Dilarang berjualan sejak Februari

(Cahunsoedcom)

Berdasarkan keterangan Pak Hadi, awalnya Satpol PP datang memperingatinya dan memberikan waktu 3 hari untuk tidak lagi berjualan di tepi Jalan Kampus depan FISIP pada bulan Februari lalu. Seminggu kemudian, Satpol PP gabungan kembali menghampiri Pak Hadi yang masih nekat berjualan. Sempat terjadi perdebatan antara Satpol PP dan Pak Hadi, sebelum akhirnya Satpol PP mengangkut lapak dagangannya. Tindakan Satpol PP dilakukan atas dasar Peraturan Daerah Kabupaten Banyumas No. 4 Tahun 2011 tentang Penataan dan Pemberdayaan Pedagang Kaki Lima pasal 6 ayat 1.

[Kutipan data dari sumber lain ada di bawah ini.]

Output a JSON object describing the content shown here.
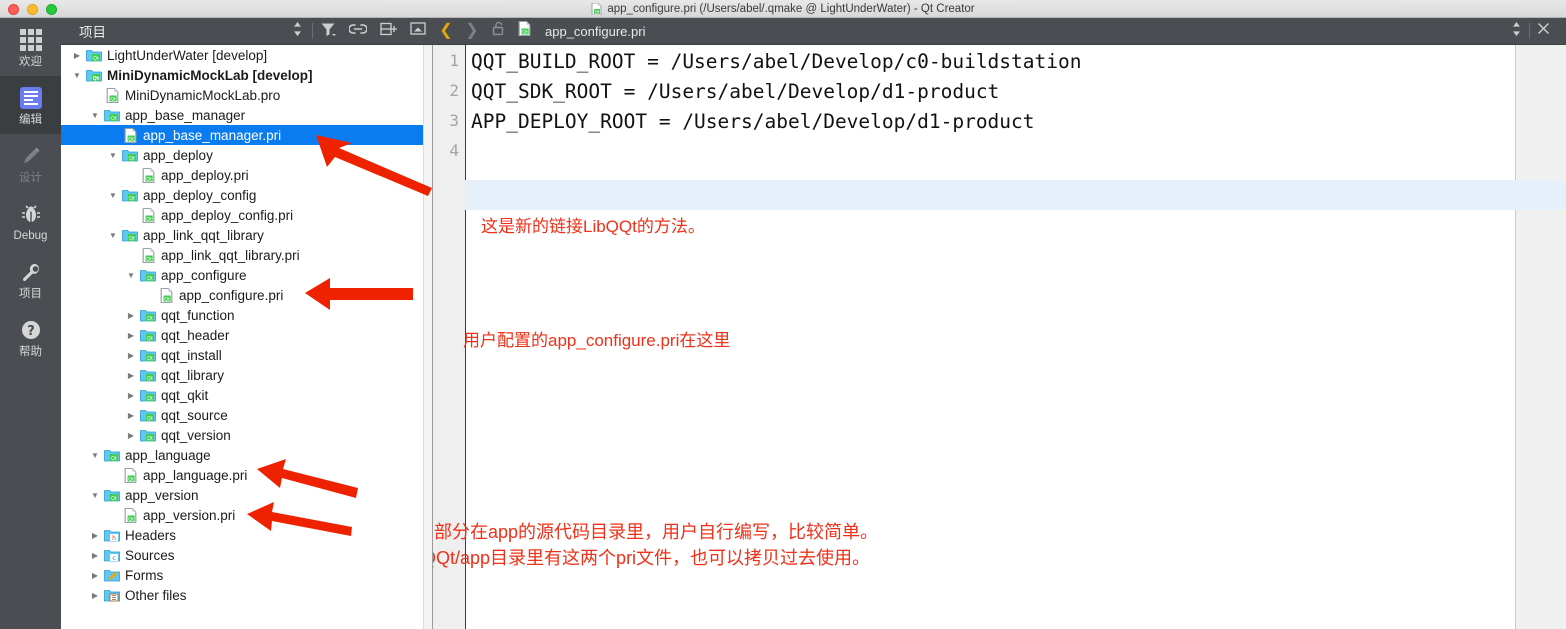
{
  "window": {
    "title": "app_configure.pri (/Users/abel/.qmake @ LightUnderWater) - Qt Creator",
    "traffic": {
      "close": "close",
      "minimize": "minimize",
      "zoom": "zoom"
    }
  },
  "modebar": {
    "items": [
      {
        "label": "欢迎",
        "icon": "grid-icon",
        "state": "normal"
      },
      {
        "label": "编辑",
        "icon": "edit-icon",
        "state": "active"
      },
      {
        "label": "设计",
        "icon": "pencil-icon",
        "state": "disabled"
      },
      {
        "label": "Debug",
        "icon": "bug-icon",
        "state": "normal"
      },
      {
        "label": "项目",
        "icon": "wrench-icon",
        "state": "normal"
      },
      {
        "label": "帮助",
        "icon": "question-icon",
        "state": "normal"
      }
    ]
  },
  "project_pane": {
    "title": "项目",
    "toolbar": [
      {
        "name": "sync-selector",
        "icon": "updown-arrows-icon"
      },
      {
        "name": "filter",
        "icon": "filter-icon"
      },
      {
        "name": "link-with-editor",
        "icon": "link-icon"
      },
      {
        "name": "split",
        "icon": "split-plus-icon"
      },
      {
        "name": "minimize-pane",
        "icon": "collapse-icon"
      }
    ],
    "tree": [
      {
        "label": "LightUnderWater [develop]",
        "indent": 0,
        "twisty": "collapsed",
        "icon": "qt-project-folder-icon",
        "bold": false,
        "selected": false
      },
      {
        "label": "MiniDynamicMockLab [develop]",
        "indent": 0,
        "twisty": "expanded",
        "icon": "qt-project-folder-icon",
        "bold": true,
        "selected": false
      },
      {
        "label": "MiniDynamicMockLab.pro",
        "indent": 1,
        "twisty": "none",
        "icon": "qt-file-icon",
        "bold": false,
        "selected": false
      },
      {
        "label": "app_base_manager",
        "indent": 1,
        "twisty": "expanded",
        "icon": "qt-project-folder-icon",
        "bold": false,
        "selected": false
      },
      {
        "label": "app_base_manager.pri",
        "indent": 2,
        "twisty": "none",
        "icon": "qt-file-icon",
        "bold": false,
        "selected": true
      },
      {
        "label": "app_deploy",
        "indent": 2,
        "twisty": "expanded",
        "icon": "qt-project-folder-icon",
        "bold": false,
        "selected": false
      },
      {
        "label": "app_deploy.pri",
        "indent": 3,
        "twisty": "none",
        "icon": "qt-file-icon",
        "bold": false,
        "selected": false
      },
      {
        "label": "app_deploy_config",
        "indent": 2,
        "twisty": "expanded",
        "icon": "qt-project-folder-icon",
        "bold": false,
        "selected": false
      },
      {
        "label": "app_deploy_config.pri",
        "indent": 3,
        "twisty": "none",
        "icon": "qt-file-icon",
        "bold": false,
        "selected": false
      },
      {
        "label": "app_link_qqt_library",
        "indent": 2,
        "twisty": "expanded",
        "icon": "qt-project-folder-icon",
        "bold": false,
        "selected": false
      },
      {
        "label": "app_link_qqt_library.pri",
        "indent": 3,
        "twisty": "none",
        "icon": "qt-file-icon",
        "bold": false,
        "selected": false
      },
      {
        "label": "app_configure",
        "indent": 3,
        "twisty": "expanded",
        "icon": "qt-project-folder-icon",
        "bold": false,
        "selected": false
      },
      {
        "label": "app_configure.pri",
        "indent": 4,
        "twisty": "none",
        "icon": "qt-file-icon",
        "bold": false,
        "selected": false
      },
      {
        "label": "qqt_function",
        "indent": 3,
        "twisty": "collapsed",
        "icon": "qt-project-folder-icon",
        "bold": false,
        "selected": false
      },
      {
        "label": "qqt_header",
        "indent": 3,
        "twisty": "collapsed",
        "icon": "qt-project-folder-icon",
        "bold": false,
        "selected": false
      },
      {
        "label": "qqt_install",
        "indent": 3,
        "twisty": "collapsed",
        "icon": "qt-project-folder-icon",
        "bold": false,
        "selected": false
      },
      {
        "label": "qqt_library",
        "indent": 3,
        "twisty": "collapsed",
        "icon": "qt-project-folder-icon",
        "bold": false,
        "selected": false
      },
      {
        "label": "qqt_qkit",
        "indent": 3,
        "twisty": "collapsed",
        "icon": "qt-project-folder-icon",
        "bold": false,
        "selected": false
      },
      {
        "label": "qqt_source",
        "indent": 3,
        "twisty": "collapsed",
        "icon": "qt-project-folder-icon",
        "bold": false,
        "selected": false
      },
      {
        "label": "qqt_version",
        "indent": 3,
        "twisty": "collapsed",
        "icon": "qt-project-folder-icon",
        "bold": false,
        "selected": false
      },
      {
        "label": "app_language",
        "indent": 1,
        "twisty": "expanded",
        "icon": "qt-project-folder-icon",
        "bold": false,
        "selected": false
      },
      {
        "label": "app_language.pri",
        "indent": 2,
        "twisty": "none",
        "icon": "qt-file-icon",
        "bold": false,
        "selected": false
      },
      {
        "label": "app_version",
        "indent": 1,
        "twisty": "expanded",
        "icon": "qt-project-folder-icon",
        "bold": false,
        "selected": false
      },
      {
        "label": "app_version.pri",
        "indent": 2,
        "twisty": "none",
        "icon": "qt-file-icon",
        "bold": false,
        "selected": false
      },
      {
        "label": "Headers",
        "indent": 1,
        "twisty": "collapsed",
        "icon": "headers-folder-icon",
        "bold": false,
        "selected": false
      },
      {
        "label": "Sources",
        "indent": 1,
        "twisty": "collapsed",
        "icon": "sources-folder-icon",
        "bold": false,
        "selected": false
      },
      {
        "label": "Forms",
        "indent": 1,
        "twisty": "collapsed",
        "icon": "forms-folder-icon",
        "bold": false,
        "selected": false
      },
      {
        "label": "Other files",
        "indent": 1,
        "twisty": "collapsed",
        "icon": "other-files-folder-icon",
        "bold": false,
        "selected": false
      }
    ]
  },
  "editor_toolbar": {
    "back": "back-chevron-icon",
    "forward": "forward-chevron-icon",
    "lock": "unlocked-padlock-icon",
    "file_icon": "qt-file-icon",
    "filename": "app_configure.pri",
    "selector": "updown-arrows-icon",
    "close": "close-x-icon"
  },
  "editor": {
    "line_numbers": [
      "1",
      "2",
      "3",
      "4"
    ],
    "lines": [
      "QQT_BUILD_ROOT = /Users/abel/Develop/c0-buildstation",
      "QQT_SDK_ROOT = /Users/abel/Develop/d1-product",
      "APP_DEPLOY_ROOT = /Users/abel/Develop/d1-product",
      ""
    ],
    "current_line": 4,
    "annotations": [
      "这是新的链接LibQQt的方法。",
      "用户配置的app_configure.pri在这里",
      "这个部分在app的源代码目录里，用户自行编写，比较简单。",
      "LibQQt/app目录里有这两个pri文件，也可以拷贝过去使用。"
    ]
  },
  "colors": {
    "chrome": "#4a4e52",
    "selection_blue": "#0a7cf0",
    "annotation_red": "#f03018",
    "current_line": "#e6f0fb",
    "accent_yellow": "#e5a80c"
  }
}
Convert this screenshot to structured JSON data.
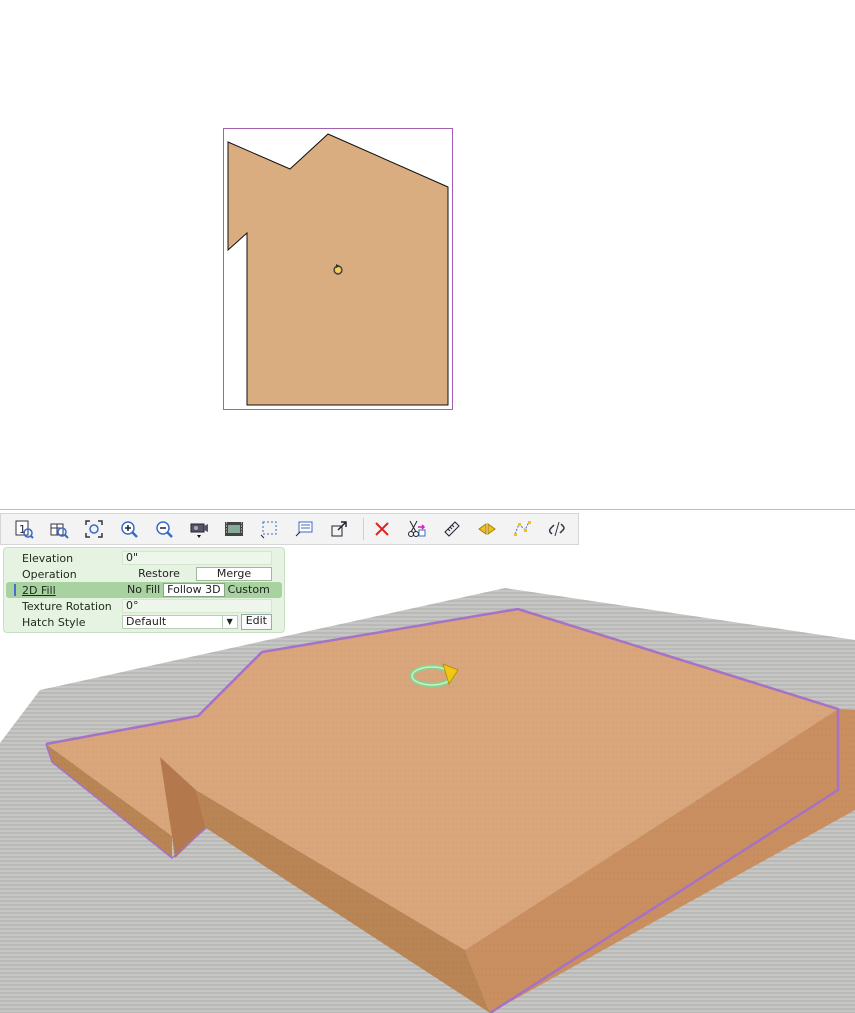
{
  "plan_view": {
    "region_fill": "#d9ad80",
    "selection_color": "#a45fb0"
  },
  "toolbar": {
    "items": [
      {
        "name": "zoom-1to1-icon"
      },
      {
        "name": "zoom-to-selection-icon"
      },
      {
        "name": "zoom-extents-icon"
      },
      {
        "name": "zoom-in-icon"
      },
      {
        "name": "zoom-out-icon"
      },
      {
        "name": "camera-icon"
      },
      {
        "name": "film-icon"
      },
      {
        "name": "select-region-icon"
      },
      {
        "name": "properties-icon"
      },
      {
        "name": "move-to-icon"
      },
      {
        "name": "delete-icon"
      },
      {
        "name": "cut-copy-icon"
      },
      {
        "name": "measure-icon"
      },
      {
        "name": "flip-icon"
      },
      {
        "name": "edit-points-icon"
      },
      {
        "name": "unlink-icon"
      }
    ]
  },
  "properties": {
    "elevation": {
      "label": "Elevation",
      "value": "0\""
    },
    "operation": {
      "label": "Operation",
      "options": [
        "Restore",
        "Merge"
      ],
      "selected": "Merge"
    },
    "fill_2d": {
      "label": "2D Fill",
      "options": [
        "No Fill",
        "Follow 3D",
        "Custom"
      ],
      "selected": "Follow 3D"
    },
    "texture_rotation": {
      "label": "Texture Rotation",
      "value": "0°"
    },
    "hatch_style": {
      "label": "Hatch Style",
      "value": "Default",
      "edit_label": "Edit"
    }
  },
  "colors": {
    "wood": "#d6a27a",
    "ground": "#bdbdbd",
    "selection": "#a572c6",
    "panel_bg": "#e6f3e2"
  }
}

Pak Hadi sangat kecewa, lantaran selama berjualan ia selalu membayar iuran bulanan sejumlah Rp10.000 untuk RT setempat dan Rp10.000 lagi untuk paguyuban PKL. Ia juga telah mengantongi Kartu Izin Dagang dari Kelurahan Grendeng yang telah ia peroleh sejak tahun 1999. Ketika menunjukkan kartu izin dagang tersebut, Satpol PP menolak dengan alasan trotoar depan FISIP tidak masuk dalam wilayah Kelurahan Grendeng melainkan Kelurahan Pabuaran. Pak Hadi mengaku kecewa karena tidak adanya koordinasi dari pihak kecamatan atau kelurahan kepadanya terkait perizinan ini. “Kenapa saya dapat izin dari Kelurahan Grendeng kalau memang bukan area Kelurahan Grendeng melainkan Pabuaran,” keluhnya ketika diwawancarai pada Senin (16/5/2022). 

Ketika melakukan penggusuran kepada Pak Hadi, Satpol PP mengaku bergerak atas dasar laporan yang mereka terima dari FISIP, tetapi tidak dapat menunjukkan bukti surat laporan resmi dari FISIP ketika Pak Hadi memintanya. “Mereka cuma bilang berdasarkan laporan dari pihak fakultas, tetapi tidak menunjukkan bukti surat laporan dari FISIP,” ungkap Pak Hadi. 

Di sisi lain, Dekan FISIP Unsoed, Wahyuningrat, mengaku sama sekali tidak mengeluarkan laporan apapun terkait para PKL di trotoar depan gedung FISIP. “Saya atas nama dekan belum pernah lapor sama sekali. Fakultas secara resmi tidak pernah melapor, tapi saya tidak tahu kalau ada yang melapor ke Satpol PP dan kemudian Satpol PP menindaklanjuti, ya salah juga Satpol PP kalau hanya dasarnya complain tanpa ada dasar yang jelas,” tuturnya ketika diwawancarai pada Rabu (25/5/2022).

Wahyuningrat juga menjelaskan bahwa FISIP tidak memiliki kewenangan terhadap lahan di luar pagar FISIP. “Penataan PKL di depan gedung FISIP itu sebenarnya bukan kewenangan FISIP karena lahannya itu punya Kabupaten Banyumas. Semua badan jalan dan tepian badan jalan itu adalah milik pemerintah Kabupaten Banyumas, bukan milik FISIP. Jadi, kewenangan penataan PKL, saya kira itu sudah diatur oleh pemerintah daerah di dalam perda terkait zonasi penataan PKL,” jelasnya. 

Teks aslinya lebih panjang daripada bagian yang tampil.